İstanbul
Viral Hepatitle Savaşım Derneği ile Türk Karaciğer Araştırmaları Derneği, "28 Temmuz Dünya Hepatit Günü" kapsamında Beyoğlu'ndaki bir otelde basın toplantısı düzenledi.
Toplantıda konuşan Türk Karaciğer Araştırmaları Derneği Başkanı Prof. Dr. Zeki Karasu, viral hepatitlerin tüm dünyada ve ülkede önemli halk sağlığı sorunlarından bir tanesi olduğunu söyledi.
Bu virüslerin tüm dünyada çok sayıda insanı etkileyerek hasta ettiğini ve ciddi sağlık sorunlarına yol açtığını belirten Karasu, "Dünyada yaklaşık 250 milyon kişinin Hepatit B, 70 milyon kişinin de Hepatit C hastası olduğu tahmin edilmektedir. Bizim ülkemizde de Hepatit B'lerin toplumda görülme sıklığı yüzde 4 civarındadır. Hepatit C için bu rakam yüzde 0,5 ile 1 arasında değişmektedir. Bu gözle bakıldığında yüzde 4 Hepatit B, yüzde 1 Hepatit C kabaca yüzde 5 civarında insanımız hepatitlerle hasta edilmiş durumdadır."
Bulaştan korunmanın önemine vurgu yapan Karasu, kuaför, berber, dövme salonları gibi yerlerde birden çok kişide aynı materyallerin kullanıldığı uygulamalarda sterilizasyona karşı dikkatli olunması uyarısında bulundu.
"Viral hepatitler çok sessiz, sinsi seyredebiliyorlar"
Prof. Dr. Karasu, toplu yaşam alanlarında da bulaş riskinin yüksek olduğuna dikkati çekerek, bu alanlarda çalışan ve yaşayan kişilerin çok dikkatli davranmaları gerektiğini vurguladı.

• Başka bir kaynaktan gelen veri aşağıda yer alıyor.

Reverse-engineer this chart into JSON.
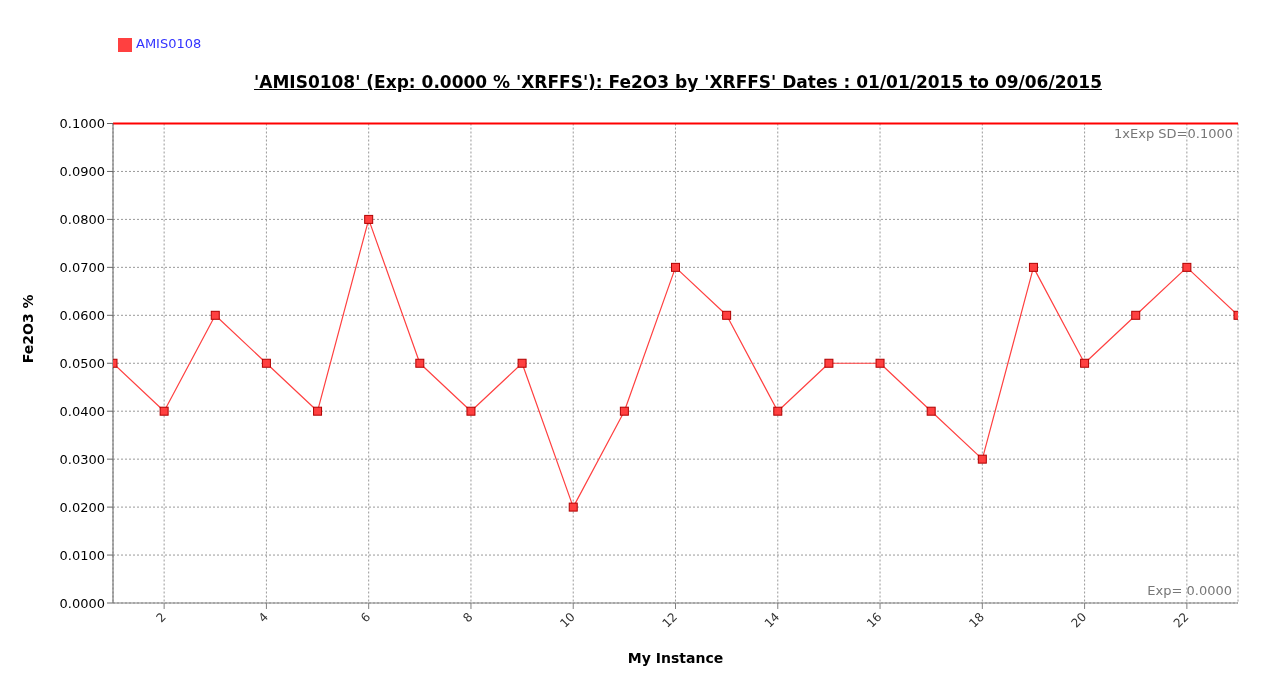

Yaptırılan herhangi bir manikür veya piercing işleminin ardından bulaş yaşanabileceğini kaydeden Karasu, "İnsanların bir kısmında sarılık, halsizlik, yorgunluk gibi belirtiler ortaya çıkabilirken önemli bir kısmında bu belirtilerin hiçbirisi ortaya çıkmayabiliyor. Viral hepatitler çok sessiz, sinsi seyredebiliyorlar. Bu da bunların insanlar tarafından tanınmasını güçleştiren durumlar." diye konuştu.
Karasu, Türkiye'nin viral hepatitlerle savaşım konusunda devlet politikası geliştirmiş dünyadaki sayılı ülkelerden bir tanesi olduğunu sözlerine ekledi.
Viral Hepatitle Savaşım Derneği Başkanı Prof. Dr. Rahmet Güner de Türkiye'de tedaviye erişiminin önünün açık olduğunu belirterek, "Hem Hepatit B'de hem de Hepatit C'de tedaviye erişim ücretsiz bir şekilde devlet tarafından karşılanıyor. Dolayısıyla yeter ki biz hastalarımıza tanı koyabilelim. Tedaviyle onları buluşturmamızın önünde herhangi bir engel yok." ifadelerini kullandı.